Lettres édifiantes et curieuses

Paris, 1780-1783.
Prix : 15 000 €

L’édition de référence des relations de voyages des pères Jésuites en Amérique, aux Indes, au Levant et en Chine, illustrées de 54 estampes dont 42 cartes et planches dépliantes.

26 volumes in-12, veau granité, filet à froid autour des plats, dos à nerfs orné, pièces de titre et de tomaison en maroquin, tranches jaspées. Reliure de l'époque.

168 x 97 mm.

Lettres édifiantes et curieuses écrites des missions étrangères. Nouvelle édition. Mémoires du Levant, Mémoires d’Amérique, Mémoires des Indes, Mémoires de la Chine.
Paris, 1780-1783.

Volumes vi to ix inclusive, relate to America. J. R. Bartlett’s Catalogue of J. C. Brown’s Library gives a copious list of the contents of each volume. This edition is generally preferred to the original, because it has the advantage of being systematically arranged. “Fontenelle said ‘that he had never read a work which answered better to its title’. Of the accuracy of those ‘Lettres’ and the works of Du Halde and Gaubit, the author has often heard the late Sir G. Staunton speak in the highest terms.” Charles Butler – (Sabin. 40698)

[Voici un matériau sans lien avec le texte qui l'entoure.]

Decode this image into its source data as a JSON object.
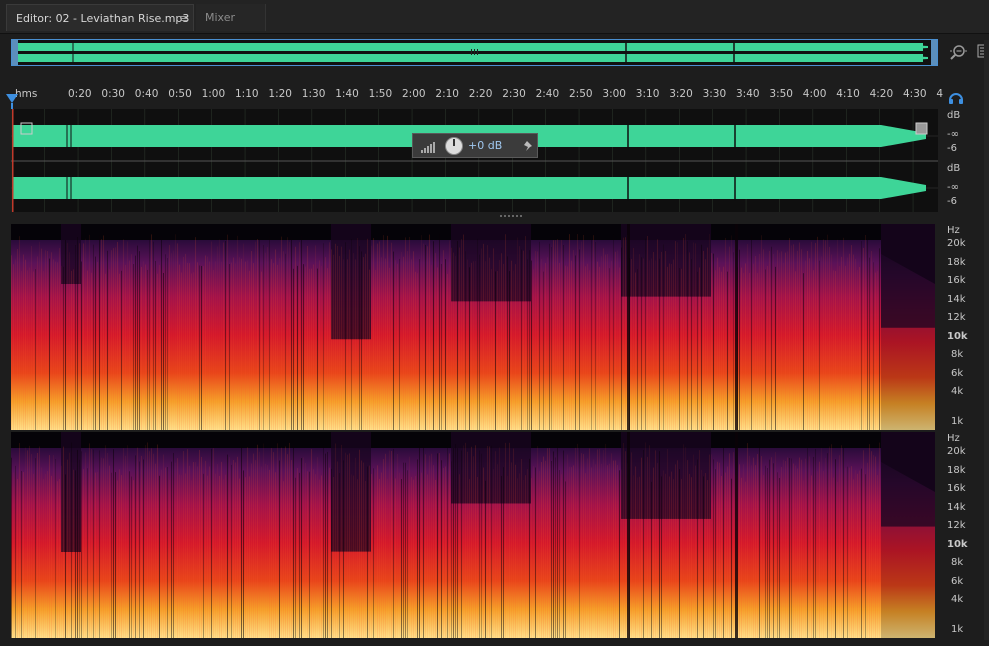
{
  "tabs": {
    "editor_label": "Editor: 02 - Leviathan Rise.mp3",
    "editor_menu": "≡",
    "mixer_label": "Mixer"
  },
  "ruler": {
    "unit": "hms",
    "ticks": [
      "0:20",
      "0:30",
      "0:40",
      "0:50",
      "1:00",
      "1:10",
      "1:20",
      "1:30",
      "1:40",
      "1:50",
      "2:00",
      "2:10",
      "2:20",
      "2:30",
      "2:40",
      "2:50",
      "3:00",
      "3:10",
      "3:20",
      "3:30",
      "3:40",
      "3:50",
      "4:00",
      "4:10",
      "4:20",
      "4:30",
      "4"
    ]
  },
  "hud": {
    "volume": "+0 dB"
  },
  "waveform_axis": {
    "channel1": [
      "dB",
      "-∞",
      "-6"
    ],
    "channel2": [
      "dB",
      "-∞",
      "-6"
    ]
  },
  "spectral_axis": {
    "unit": "Hz",
    "labels": [
      "20k",
      "18k",
      "16k",
      "14k",
      "12k",
      "10k",
      "8k",
      "6k",
      "4k",
      "1k"
    ]
  },
  "colors": {
    "waveform": "#3ed598",
    "accent": "#3d8fe0",
    "background": "#1d1d1d"
  }
}
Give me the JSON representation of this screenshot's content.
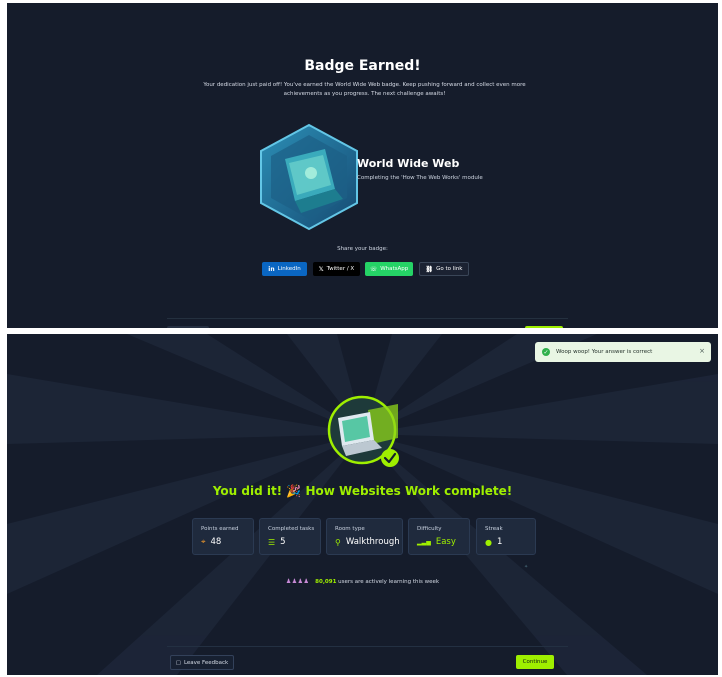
{
  "top": {
    "title": "Badge Earned!",
    "subtitle": "Your dedication just paid off! You've earned the World Wide Web badge. Keep pushing forward and collect even more achievements as you progress. The next challenge awaits!",
    "badge_name": "World Wide Web",
    "badge_desc": "Completing the 'How The Web Works' module",
    "share_label": "Share your badge:",
    "share_buttons": [
      {
        "label": "LinkedIn",
        "icon": "in",
        "color": "#0a66c2"
      },
      {
        "label": "Twitter / X",
        "icon": "𝕏",
        "color": "#000000"
      },
      {
        "label": "WhatsApp",
        "icon": "☏",
        "color": "#25d366"
      },
      {
        "label": "Go to link",
        "icon": "⛓",
        "color": "#1b2232"
      }
    ]
  },
  "bottom": {
    "toast_text": "Woop woop! Your answer is correct",
    "toast_close": "×",
    "done_title": "You did it! 🎉 How Websites Work complete!",
    "stats": [
      {
        "label": "Points earned",
        "value": "48",
        "icon": "⌖",
        "icon_color": "#f39a2b"
      },
      {
        "label": "Completed tasks",
        "value": "5",
        "icon": "☰",
        "icon_color": "#9fef00"
      },
      {
        "label": "Room type",
        "value": "Walkthrough",
        "icon": "⚲",
        "icon_color": "#9fef00"
      },
      {
        "label": "Difficulty",
        "value": "Easy",
        "icon": "▂▃▅",
        "icon_color": "#9fef00"
      },
      {
        "label": "Streak",
        "value": "1",
        "icon": "●",
        "icon_color": "#9fef00"
      }
    ],
    "active_users_count": "80,091",
    "active_users_text": "users are actively learning this week",
    "feedback_label": "Leave Feedback",
    "continue_label": "Continue",
    "accent_color": "#9fef00"
  }
}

« Of the great value of these “Lettres”, as illustrating the early history and settlement, not only of Canada, but of Central New York, Ohio, Michigan, Illinois, and Wisconsin, it is unnecessary to speak. These “Lettres” were collected by the Fathers Le Gobien, Du Halde, Ingoult, De Neuville, and Patouillet. For the missions among the American Indians, Charlevoix refers to volumes x, xi, xii, xiii, xvii, xx and xxiii ; see his notice in “Liste des Auteurs”. See also Shea’s “Charlevoix”, Sabin’s “American Bibliopolist”, and a very full history of the “Lettres Edifiantes” in Backer’s “Bibliothek de la Comp. de Jésus, octavo edition, vol. II., appendice, and in the folio edition, 1857-60, vol. III, cols. 1737-53, Backer gives in detail the contents of the edition of 1838 ; and in cols. 1753-1860, he gives the contents of the German version and extension of the “Lettres”” (Sabin 40697 à propos de l’édition 1702-1776).

Cette seconde édition de 1780-1783 « est généralement préférée à l’ancienne, parce qu’elle a sur cette première l’avantage d’avoir été mise en ordre : 60 à 72 fr., et beaucoup moins quand les cartes et fig. n’y sont pas » (Brunet III-1028). Elle est ici complète des 54 estampes.

Quatre volumes traitent exclusivement de l’Amérique (vi à ix) : Ils sont illustrés d’une carte dépliante de la Mer de Californie, d’une carte dépliante des côtes du Pérou et du Chili, d’une carte dépliante de la Terre de feu et du détroit de Magellan, d’une grande carte dépliante de l’Amazone, d’une grande carte dépliante du Paraguay, d’une autre du Cap Français, de la Mission des Moxes dans le Pérou etc.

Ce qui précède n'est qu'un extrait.